Vous attendez-vous à ce que les banques centrales sortent l’artillerie lourde ?

Même si les banques centrales ont perdu de la puissance, elles sont les seules à pouvoir faire en sorte d’apporter un peu d’accalmie. L’effet des banques centrales sur les actions a baissé mais il reste.
Lorsque le marché est inondé de liquidité, il tient. Les banques retrouvent de la marge de manœuvre. Celles-ci pèsent 20-25% des indices. Cela relâche la pression sur le compartiment du crédit, le segment des CDS. Les vendeurs arrêtent de se couvrir n’importe comment.

Peut-on escompter une action coordonnée des banques centrales ?

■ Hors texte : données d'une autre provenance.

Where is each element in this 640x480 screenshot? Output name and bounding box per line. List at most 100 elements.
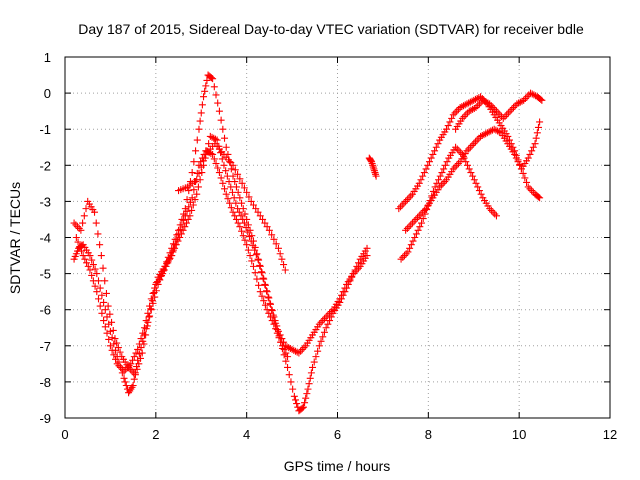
data-point bbox=[190, 186, 198, 194]
data-point bbox=[297, 347, 305, 355]
data-point bbox=[293, 400, 301, 408]
data-point bbox=[397, 255, 405, 263]
data-point bbox=[121, 378, 129, 386]
data-point bbox=[363, 252, 371, 260]
data-point bbox=[198, 101, 206, 109]
data-point bbox=[236, 223, 244, 231]
series-track-e bbox=[365, 154, 380, 180]
data-point bbox=[441, 161, 449, 169]
data-point bbox=[217, 174, 225, 182]
data-point bbox=[241, 210, 249, 218]
data-point bbox=[197, 109, 205, 117]
data-point bbox=[474, 183, 482, 191]
data-point bbox=[395, 205, 403, 213]
data-point bbox=[414, 226, 422, 234]
x-tick-label: 4 bbox=[243, 427, 250, 442]
data-point bbox=[251, 246, 259, 254]
data-point bbox=[336, 295, 344, 303]
data-point bbox=[521, 174, 529, 182]
data-point bbox=[215, 107, 223, 115]
data-point bbox=[412, 230, 420, 238]
data-point bbox=[529, 143, 537, 151]
data-point bbox=[73, 223, 81, 231]
x-tick-label: 12 bbox=[603, 427, 617, 442]
data-point bbox=[298, 404, 306, 412]
data-point bbox=[464, 161, 472, 169]
data-point bbox=[247, 237, 255, 245]
data-point bbox=[440, 165, 448, 173]
data-point bbox=[100, 298, 108, 306]
y-tick-label: -2 bbox=[39, 158, 51, 173]
data-point bbox=[193, 136, 201, 144]
data-point bbox=[519, 169, 527, 177]
data-point bbox=[258, 292, 266, 300]
data-point bbox=[449, 111, 457, 119]
data-point bbox=[120, 374, 128, 382]
data-point bbox=[259, 274, 267, 282]
data-point bbox=[171, 241, 179, 249]
data-point bbox=[133, 365, 141, 373]
data-point bbox=[106, 310, 114, 318]
data-point bbox=[239, 232, 247, 240]
data-point bbox=[467, 169, 475, 177]
data-point bbox=[226, 158, 234, 166]
data-point bbox=[412, 215, 420, 223]
data-point bbox=[471, 138, 479, 146]
data-point bbox=[132, 349, 140, 357]
data-point bbox=[420, 169, 428, 177]
data-point bbox=[98, 291, 106, 299]
data-point bbox=[427, 154, 435, 162]
data-point bbox=[460, 113, 468, 121]
data-point bbox=[173, 235, 181, 243]
data-point bbox=[289, 385, 297, 393]
data-point bbox=[353, 266, 361, 274]
data-point bbox=[443, 125, 450, 133]
data-point bbox=[188, 169, 196, 177]
data-point bbox=[301, 399, 309, 407]
data-point bbox=[110, 351, 118, 359]
data-point bbox=[178, 221, 186, 229]
data-point bbox=[75, 224, 83, 232]
series-track-i bbox=[452, 89, 546, 133]
data-point bbox=[495, 128, 503, 136]
data-point bbox=[319, 317, 327, 325]
data-point bbox=[240, 184, 248, 192]
data-point bbox=[150, 289, 158, 297]
data-point bbox=[193, 190, 201, 198]
data-point bbox=[419, 172, 427, 180]
data-point bbox=[324, 311, 332, 319]
data-point bbox=[195, 169, 203, 177]
data-point bbox=[228, 188, 236, 196]
data-point bbox=[109, 326, 117, 334]
data-point bbox=[273, 329, 281, 337]
data-point bbox=[270, 235, 278, 243]
data-point bbox=[144, 318, 152, 326]
data-point bbox=[341, 284, 349, 292]
data-point bbox=[186, 198, 194, 206]
data-point bbox=[195, 125, 203, 133]
data-point bbox=[407, 241, 415, 249]
data-point bbox=[106, 342, 114, 350]
data-point bbox=[403, 224, 411, 232]
data-point bbox=[92, 219, 100, 227]
data-point bbox=[453, 145, 461, 153]
data-point bbox=[221, 185, 229, 193]
data-point bbox=[506, 136, 514, 144]
data-point bbox=[97, 252, 105, 260]
data-point bbox=[261, 301, 269, 309]
data-point bbox=[227, 183, 235, 191]
data-point bbox=[299, 403, 307, 411]
data-point bbox=[168, 252, 176, 260]
data-point bbox=[492, 212, 500, 220]
data-point bbox=[72, 221, 80, 229]
data-point bbox=[113, 360, 121, 368]
data-point bbox=[215, 169, 223, 177]
data-point bbox=[465, 145, 473, 153]
y-tick-label: -9 bbox=[39, 411, 51, 426]
data-point bbox=[243, 188, 251, 196]
data-point bbox=[270, 320, 278, 328]
data-point bbox=[491, 210, 499, 218]
data-point bbox=[82, 205, 90, 213]
data-point bbox=[222, 167, 230, 175]
data-point bbox=[238, 179, 246, 187]
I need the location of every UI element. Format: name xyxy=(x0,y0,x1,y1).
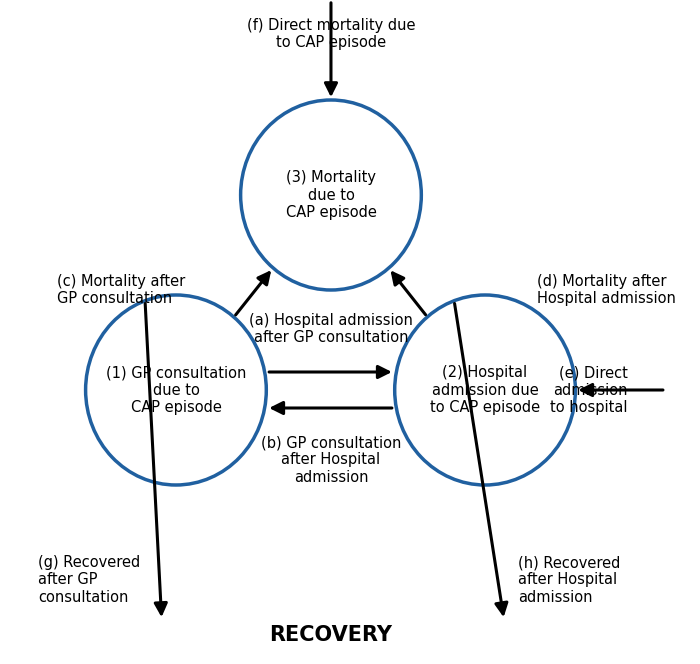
Circle shape xyxy=(241,100,421,290)
Text: (3) Mortality
due to
CAP episode: (3) Mortality due to CAP episode xyxy=(286,170,377,220)
Text: RECOVERY: RECOVERY xyxy=(270,625,393,645)
Circle shape xyxy=(85,295,266,485)
Text: (c) Mortality after
GP consultation: (c) Mortality after GP consultation xyxy=(57,274,186,306)
Circle shape xyxy=(395,295,575,485)
Text: (f) Direct mortality due
to CAP episode: (f) Direct mortality due to CAP episode xyxy=(246,18,415,50)
Text: (g) Recovered
after GP
consultation: (g) Recovered after GP consultation xyxy=(38,555,140,605)
Text: (b) GP consultation
after Hospital
admission: (b) GP consultation after Hospital admis… xyxy=(261,435,401,485)
Text: (e) Direct
admission
to hospital: (e) Direct admission to hospital xyxy=(550,365,628,415)
Text: (d) Mortality after
Hospital admission: (d) Mortality after Hospital admission xyxy=(538,274,676,306)
Text: (2) Hospital
admission due
to CAP episode: (2) Hospital admission due to CAP episod… xyxy=(430,365,540,415)
Text: (a) Hospital admission
after GP consultation: (a) Hospital admission after GP consulta… xyxy=(249,313,413,345)
Text: (1) GP consultation
due to
CAP episode: (1) GP consultation due to CAP episode xyxy=(106,365,246,415)
Text: (h) Recovered
after Hospital
admission: (h) Recovered after Hospital admission xyxy=(518,555,621,605)
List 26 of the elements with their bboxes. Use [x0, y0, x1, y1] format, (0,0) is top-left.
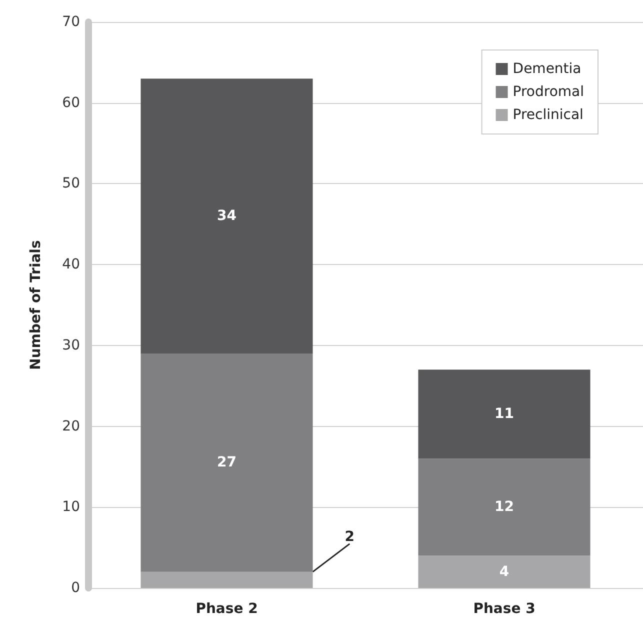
y-tick-label: 20 [62, 418, 80, 434]
y-tick-label: 10 [62, 499, 80, 516]
bar [140, 354, 313, 572]
x-tick-label: Phase 2 [196, 601, 258, 617]
bar [418, 556, 590, 588]
y-tick-label: 0 [71, 580, 80, 596]
data-label: 11 [494, 406, 514, 422]
data-label: 27 [217, 454, 236, 471]
y-tick-label: 40 [62, 256, 80, 273]
data-label: 2 [344, 528, 355, 545]
legend-label: Prodromal [512, 84, 584, 100]
y-tick-label: 50 [62, 176, 80, 192]
bar [140, 572, 313, 588]
y-tick-label: 60 [62, 94, 80, 111]
data-label: 34 [217, 208, 237, 224]
bar [418, 370, 590, 459]
bar [140, 78, 313, 354]
data-label: 12 [494, 499, 514, 516]
y-tick-label: 30 [62, 337, 80, 354]
y-axis-title: Numbef of Trials [28, 240, 44, 370]
legend-label: Dementia [512, 61, 582, 77]
bar [418, 458, 590, 556]
data-label: 4 [499, 564, 510, 580]
y-tick-label: 70 [62, 14, 80, 30]
legend-label: Preclinical [512, 107, 584, 123]
x-tick-label: Phase 3 [473, 601, 536, 617]
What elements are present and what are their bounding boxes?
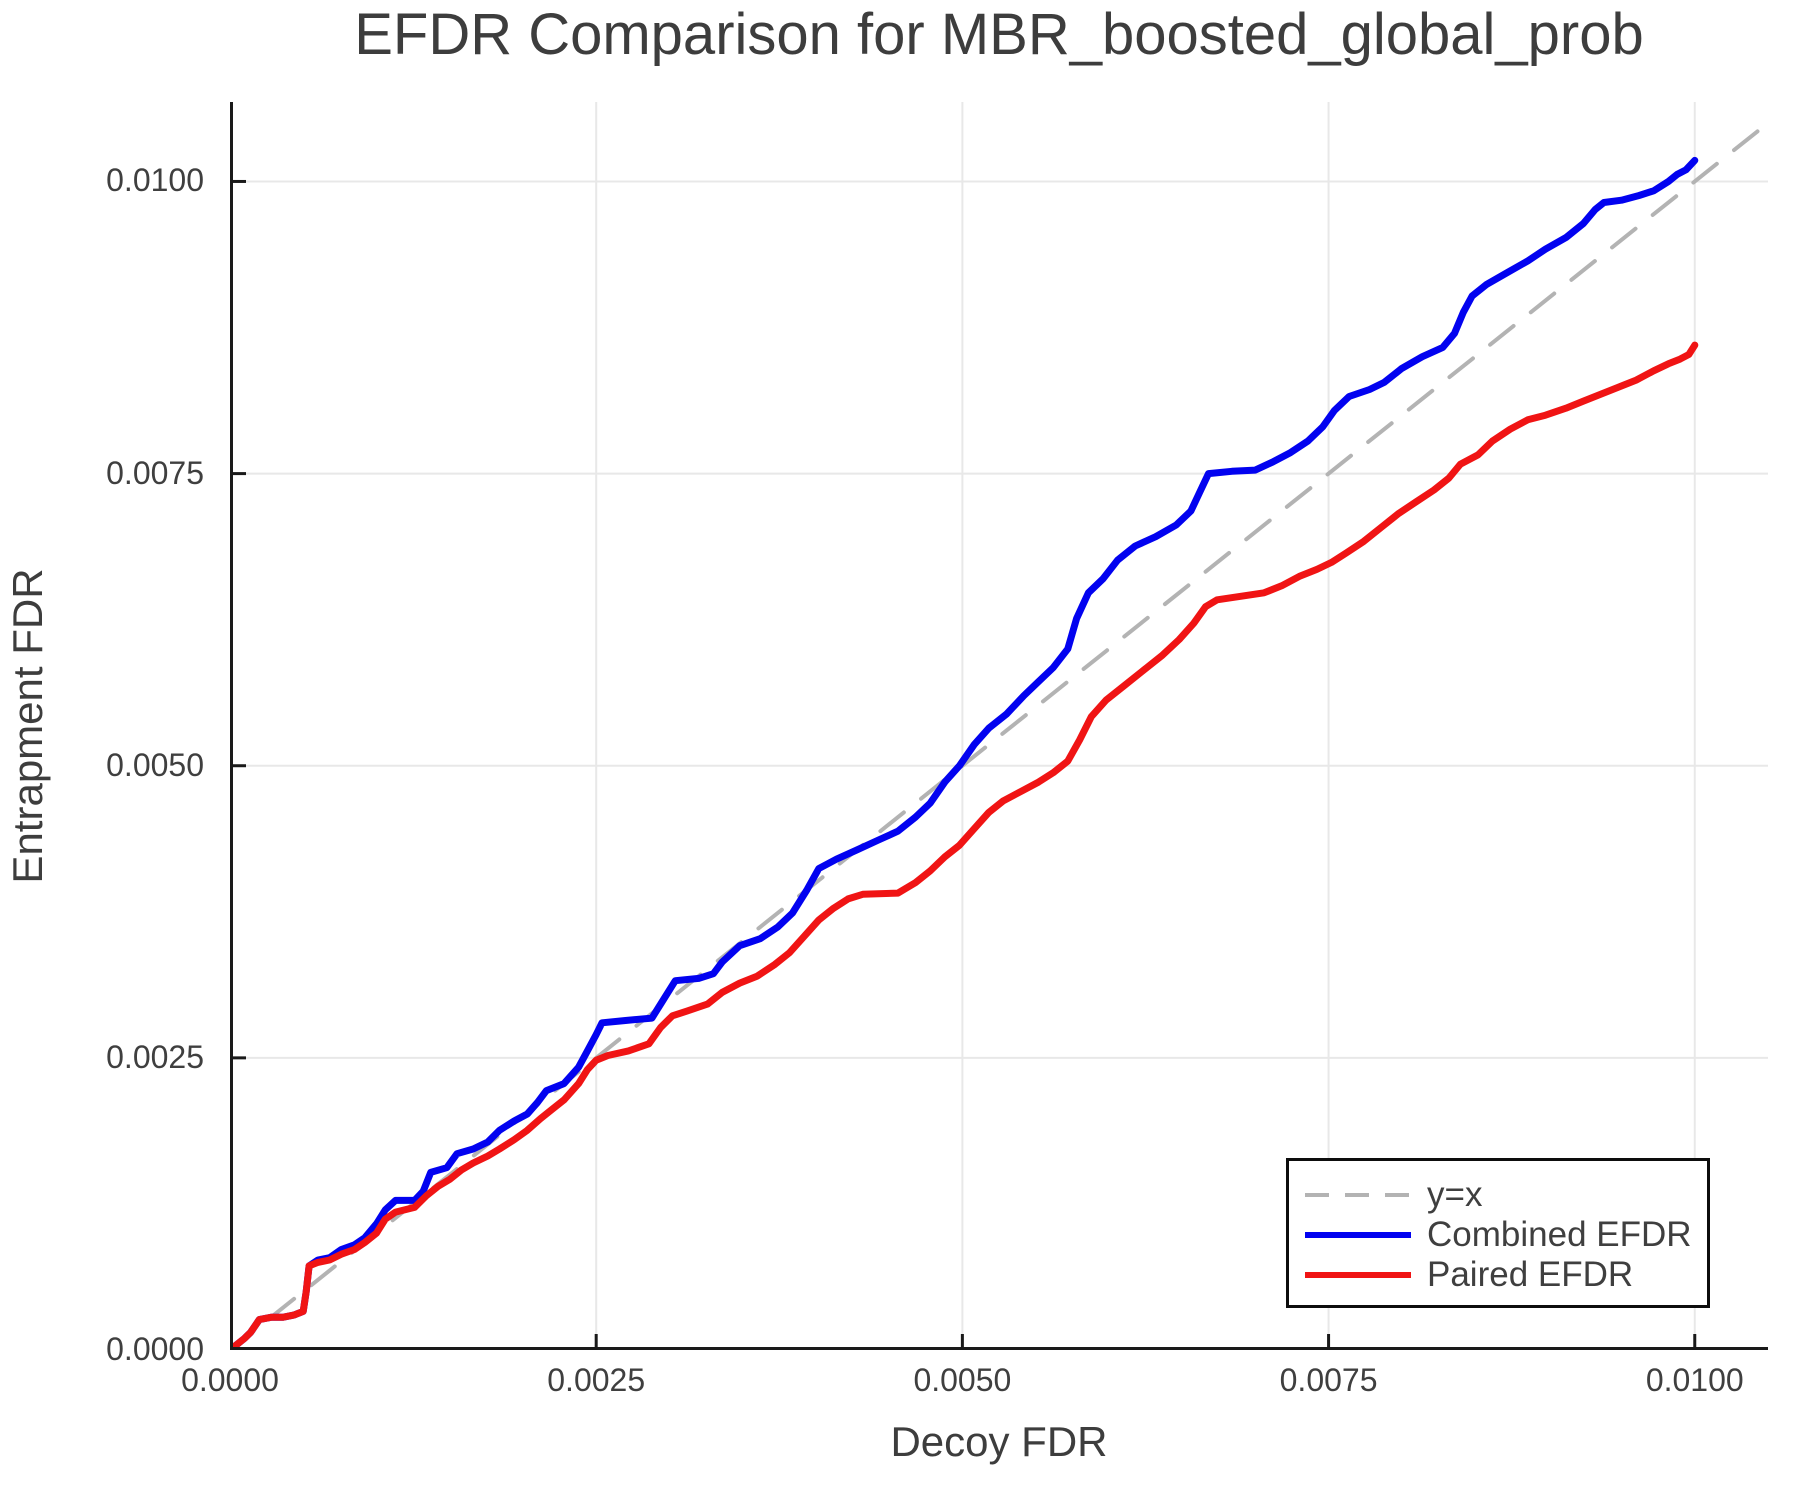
x-tick-label: 0.0100: [1645, 1362, 1744, 1398]
legend: y=x Combined EFDR Paired EFDR: [1286, 1158, 1710, 1308]
legend-label-combined: Combined EFDR: [1427, 1215, 1692, 1254]
combined-efdr-swatch: [1305, 1232, 1411, 1238]
legend-item-paired: Paired EFDR: [1305, 1255, 1707, 1295]
paired-efdr-line: [230, 341, 1699, 1350]
plot-canvas: [230, 102, 1768, 1350]
x-tick-label: 0.0050: [913, 1362, 1012, 1398]
x-axis-label: Decoy FDR: [890, 1418, 1108, 1465]
x-tick-label: 0.0000: [181, 1362, 279, 1398]
x-tick-label: 0.0075: [1279, 1362, 1378, 1398]
paired-efdr-swatch: [1305, 1272, 1411, 1278]
y-axis-label: Entrapment FDR: [4, 568, 51, 884]
legend-item-identity: y=x: [1305, 1175, 1707, 1215]
y-tick-label: 0.0000: [106, 1331, 204, 1367]
chart-title: EFDR Comparison for MBR_boosted_global_p…: [354, 2, 1644, 67]
plot-area: y=x Combined EFDR Paired EFDR: [230, 102, 1768, 1350]
combined-efdr-line: [230, 156, 1699, 1350]
y-tick-label: 0.0050: [106, 746, 204, 783]
identity-line-swatch: [1305, 1193, 1411, 1197]
y-tick-label: 0.0075: [106, 454, 204, 491]
x-tick-label: 0.0025: [547, 1362, 646, 1398]
legend-label-identity: y=x: [1427, 1175, 1483, 1214]
legend-label-paired: Paired EFDR: [1427, 1255, 1634, 1294]
legend-item-combined: Combined EFDR: [1305, 1215, 1707, 1255]
y-tick-label: 0.0100: [106, 162, 204, 199]
y-tick-label: 0.0025: [106, 1038, 204, 1075]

Pas dans l’immédiat je le crains. Je ne vois pas comment il pourrait y avoir un accord entre la Fed et la PBOC. Les intérêts sont divergents. Il n’y aura une entente que si l’on se rapproche sérieusement du bord du précipice. J’ai bien peur que celui-ci ne soit pas à un Cac à 4000 points mais bien plus bas.
On a l’impression que ce qui est recherché par les banques centrales c’est de parvenir au meilleur taux de change effectif réel pour leur devise domestique afin d’avoir la meilleure position de force autour de la table des négociations.

Que faudrait-il pour que cette action coordonnée ait lieu ?
Le défaut d’un gros pays émergent, comme le Vénézuela qui est très fragilisé ou pire encore le Brésil, ou la déroute d’une grande société comme Petrobras ou bien encore un problème plus aigu dans le secteur bancaire.

Au-delà de l’action des banques centrales, il est nécessaire d’accentuer l’assainissement du secteur bancaire ?

Il va falloir qu’il y ait moins de banques et que donc les banques les moins solides disparaissent. Dit autrement les gouvernements vont devoir organiser la fin de vie de quelques structures qui entretiennent le doute sur tout le secteur.
Il faudrait également probablement que les banques se spécialisent. Dans un monde ultra compétitif sur tous les maillons de la chaîne de valeur il paraît difficile d’avoir autant de banques qui sont sur tous les fronts en même temps.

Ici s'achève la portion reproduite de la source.